According to a new study, a key brain structure that regulates emotions - known as the amygdala - works differently in preschoolers with depression when compared with their healthy peers.

These differences were measured using functional magnetic resonance imaging (fMRI) - and study researchers believe that these clear changes in brain function of very young depressed children likely mark the beginnings of a lifelong problem.

For this study, scientists from Washington University's Early Emotional Development Program studied 54 children aged 4-6 years. Before the study began, 23 of these kids had been diagnosed with depression, but none of them had ever taken any antidepressant medication.

Study authors used fMRI to measure brain activity by monitoring blood flow in the brains of these children. While they were in the fMRI scanner, they were shown pictures of people whose facial expressions conveyed emotions such as happiness, sadness, fear or a neutral expression.

Although studies using fMRI to measure brain activity have been used for years, this is the first time that such scans have been attempted in children this young with depression.

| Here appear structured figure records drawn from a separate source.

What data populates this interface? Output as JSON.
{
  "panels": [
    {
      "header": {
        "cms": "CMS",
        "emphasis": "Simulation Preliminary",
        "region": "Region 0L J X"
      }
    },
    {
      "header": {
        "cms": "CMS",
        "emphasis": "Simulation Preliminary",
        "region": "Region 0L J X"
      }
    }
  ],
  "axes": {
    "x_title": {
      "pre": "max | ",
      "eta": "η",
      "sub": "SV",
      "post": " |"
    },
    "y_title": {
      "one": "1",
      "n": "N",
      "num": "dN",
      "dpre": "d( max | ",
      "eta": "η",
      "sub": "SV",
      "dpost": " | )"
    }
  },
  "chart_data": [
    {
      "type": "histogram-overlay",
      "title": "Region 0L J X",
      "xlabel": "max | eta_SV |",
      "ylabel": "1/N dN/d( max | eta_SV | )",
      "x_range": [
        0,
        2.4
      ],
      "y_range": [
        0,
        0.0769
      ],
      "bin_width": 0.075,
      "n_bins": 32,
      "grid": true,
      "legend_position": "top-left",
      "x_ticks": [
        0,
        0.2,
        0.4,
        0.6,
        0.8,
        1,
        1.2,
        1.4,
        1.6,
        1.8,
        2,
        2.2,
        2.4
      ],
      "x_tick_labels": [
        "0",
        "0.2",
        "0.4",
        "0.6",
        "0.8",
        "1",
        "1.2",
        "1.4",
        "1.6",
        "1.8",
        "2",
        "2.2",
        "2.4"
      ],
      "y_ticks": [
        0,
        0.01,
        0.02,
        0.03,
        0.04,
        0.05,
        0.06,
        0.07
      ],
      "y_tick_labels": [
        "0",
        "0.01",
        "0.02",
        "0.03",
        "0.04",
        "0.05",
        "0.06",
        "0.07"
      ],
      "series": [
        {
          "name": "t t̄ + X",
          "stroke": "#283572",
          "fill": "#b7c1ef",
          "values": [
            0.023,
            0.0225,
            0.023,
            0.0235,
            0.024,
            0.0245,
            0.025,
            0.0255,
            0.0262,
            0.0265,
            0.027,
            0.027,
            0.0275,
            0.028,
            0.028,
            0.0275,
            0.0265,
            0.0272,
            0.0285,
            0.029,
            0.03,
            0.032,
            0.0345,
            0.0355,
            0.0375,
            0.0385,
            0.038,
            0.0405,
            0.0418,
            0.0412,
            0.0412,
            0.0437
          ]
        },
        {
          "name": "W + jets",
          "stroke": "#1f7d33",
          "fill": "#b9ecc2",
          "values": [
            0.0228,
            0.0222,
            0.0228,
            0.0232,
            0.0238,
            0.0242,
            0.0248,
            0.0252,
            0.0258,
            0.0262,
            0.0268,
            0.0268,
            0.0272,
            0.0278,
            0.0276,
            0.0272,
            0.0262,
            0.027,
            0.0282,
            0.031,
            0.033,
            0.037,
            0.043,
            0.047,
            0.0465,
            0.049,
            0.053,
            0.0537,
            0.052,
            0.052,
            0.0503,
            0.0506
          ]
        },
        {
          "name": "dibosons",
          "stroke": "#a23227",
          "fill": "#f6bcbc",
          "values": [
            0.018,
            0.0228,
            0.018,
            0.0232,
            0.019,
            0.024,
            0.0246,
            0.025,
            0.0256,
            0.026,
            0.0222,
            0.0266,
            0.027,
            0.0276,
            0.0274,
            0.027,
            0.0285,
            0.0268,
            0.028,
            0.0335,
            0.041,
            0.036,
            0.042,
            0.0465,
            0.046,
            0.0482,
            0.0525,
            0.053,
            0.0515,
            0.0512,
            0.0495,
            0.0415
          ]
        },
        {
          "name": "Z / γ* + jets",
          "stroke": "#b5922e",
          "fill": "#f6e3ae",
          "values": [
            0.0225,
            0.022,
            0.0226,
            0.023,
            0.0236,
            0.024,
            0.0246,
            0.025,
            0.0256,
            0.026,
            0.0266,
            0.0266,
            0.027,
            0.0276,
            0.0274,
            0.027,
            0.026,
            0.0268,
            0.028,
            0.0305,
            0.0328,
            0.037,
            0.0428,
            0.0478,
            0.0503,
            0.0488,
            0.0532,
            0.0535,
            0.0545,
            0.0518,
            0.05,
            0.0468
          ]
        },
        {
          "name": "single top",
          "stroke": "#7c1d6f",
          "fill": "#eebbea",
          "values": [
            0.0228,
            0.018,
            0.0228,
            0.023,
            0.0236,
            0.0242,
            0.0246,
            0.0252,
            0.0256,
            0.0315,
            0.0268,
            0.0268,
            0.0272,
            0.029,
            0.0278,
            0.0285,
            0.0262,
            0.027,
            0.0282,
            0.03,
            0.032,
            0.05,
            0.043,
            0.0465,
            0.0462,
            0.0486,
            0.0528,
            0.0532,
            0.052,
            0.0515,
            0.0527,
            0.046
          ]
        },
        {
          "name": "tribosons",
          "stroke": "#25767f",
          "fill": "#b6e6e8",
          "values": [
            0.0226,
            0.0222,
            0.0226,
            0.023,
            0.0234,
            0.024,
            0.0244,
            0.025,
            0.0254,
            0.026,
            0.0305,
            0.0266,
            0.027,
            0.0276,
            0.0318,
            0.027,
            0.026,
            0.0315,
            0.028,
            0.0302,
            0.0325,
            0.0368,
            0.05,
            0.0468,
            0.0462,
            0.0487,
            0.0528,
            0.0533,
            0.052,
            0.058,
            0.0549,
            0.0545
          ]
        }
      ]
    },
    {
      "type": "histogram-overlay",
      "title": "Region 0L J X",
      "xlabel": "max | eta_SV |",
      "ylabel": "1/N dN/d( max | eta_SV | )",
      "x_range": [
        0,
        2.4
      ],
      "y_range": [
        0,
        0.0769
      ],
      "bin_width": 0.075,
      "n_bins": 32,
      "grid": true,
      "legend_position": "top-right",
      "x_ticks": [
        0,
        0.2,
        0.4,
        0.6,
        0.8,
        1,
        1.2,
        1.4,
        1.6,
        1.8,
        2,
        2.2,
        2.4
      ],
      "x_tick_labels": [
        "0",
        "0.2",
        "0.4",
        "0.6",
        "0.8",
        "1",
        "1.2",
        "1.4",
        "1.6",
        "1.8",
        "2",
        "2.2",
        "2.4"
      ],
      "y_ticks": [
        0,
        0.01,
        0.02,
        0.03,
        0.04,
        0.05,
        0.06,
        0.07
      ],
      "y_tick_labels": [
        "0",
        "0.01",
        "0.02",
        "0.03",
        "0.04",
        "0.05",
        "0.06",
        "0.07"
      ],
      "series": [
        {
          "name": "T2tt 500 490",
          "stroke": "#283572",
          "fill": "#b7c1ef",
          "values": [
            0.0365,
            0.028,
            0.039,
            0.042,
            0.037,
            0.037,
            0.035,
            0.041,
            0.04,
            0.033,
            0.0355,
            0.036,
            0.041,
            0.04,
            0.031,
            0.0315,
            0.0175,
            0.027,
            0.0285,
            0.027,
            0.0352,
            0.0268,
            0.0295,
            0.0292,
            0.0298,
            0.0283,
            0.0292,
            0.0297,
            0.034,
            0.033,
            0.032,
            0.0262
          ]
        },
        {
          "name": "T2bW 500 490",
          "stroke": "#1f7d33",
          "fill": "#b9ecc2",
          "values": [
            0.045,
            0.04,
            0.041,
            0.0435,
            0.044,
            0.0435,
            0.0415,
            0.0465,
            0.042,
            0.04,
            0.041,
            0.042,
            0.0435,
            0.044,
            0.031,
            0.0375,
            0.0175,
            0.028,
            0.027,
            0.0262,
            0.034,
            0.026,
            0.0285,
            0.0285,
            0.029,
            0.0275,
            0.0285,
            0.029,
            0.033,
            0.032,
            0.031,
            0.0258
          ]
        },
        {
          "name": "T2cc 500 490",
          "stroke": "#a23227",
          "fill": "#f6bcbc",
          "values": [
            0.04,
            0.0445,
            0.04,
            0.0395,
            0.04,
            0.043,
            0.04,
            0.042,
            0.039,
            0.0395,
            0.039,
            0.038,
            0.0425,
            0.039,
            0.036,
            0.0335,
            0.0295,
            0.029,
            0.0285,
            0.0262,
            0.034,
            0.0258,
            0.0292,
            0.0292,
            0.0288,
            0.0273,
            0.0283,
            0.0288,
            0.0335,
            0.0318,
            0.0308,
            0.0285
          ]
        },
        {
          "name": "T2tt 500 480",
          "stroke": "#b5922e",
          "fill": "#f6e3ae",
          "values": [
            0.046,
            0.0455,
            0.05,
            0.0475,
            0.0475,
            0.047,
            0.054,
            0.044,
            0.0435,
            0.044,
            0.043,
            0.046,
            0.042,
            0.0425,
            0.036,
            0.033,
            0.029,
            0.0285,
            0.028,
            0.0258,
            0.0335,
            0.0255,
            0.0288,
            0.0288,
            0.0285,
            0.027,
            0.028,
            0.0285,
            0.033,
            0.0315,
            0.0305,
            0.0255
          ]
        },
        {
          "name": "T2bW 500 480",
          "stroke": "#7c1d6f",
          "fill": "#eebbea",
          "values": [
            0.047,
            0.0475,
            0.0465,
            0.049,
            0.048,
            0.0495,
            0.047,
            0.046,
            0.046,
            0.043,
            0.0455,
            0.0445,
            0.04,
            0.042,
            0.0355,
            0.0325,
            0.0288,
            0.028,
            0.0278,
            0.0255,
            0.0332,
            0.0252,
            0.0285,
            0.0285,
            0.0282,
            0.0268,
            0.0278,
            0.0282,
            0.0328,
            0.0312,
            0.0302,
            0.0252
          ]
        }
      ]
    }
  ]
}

The amygdala of depressed children showed increased activity compared with their healthy peers when they viewed any pictures of people's faces, regardless of the emotions they saw on the faces.

Not only that, greater amygdala activity in depressed preschoolers was also associated with their parents reporting more sadness and emotion regulation difficulties in their children.

Study authors believe this may be because depression affects the amygdala by exaggerating what, in other children, is a normal amygdala response to both positive and negative facial expressions.

But they agree that their results are preliminary and much more research will be needed to conclusively prove this theory.

This study suggests that the brains of depressed preschoolers may show an exaggerated version of a normal developmental emotional response at a very young age - one that can hopefully be reversed with proper prevention or treatment in the future.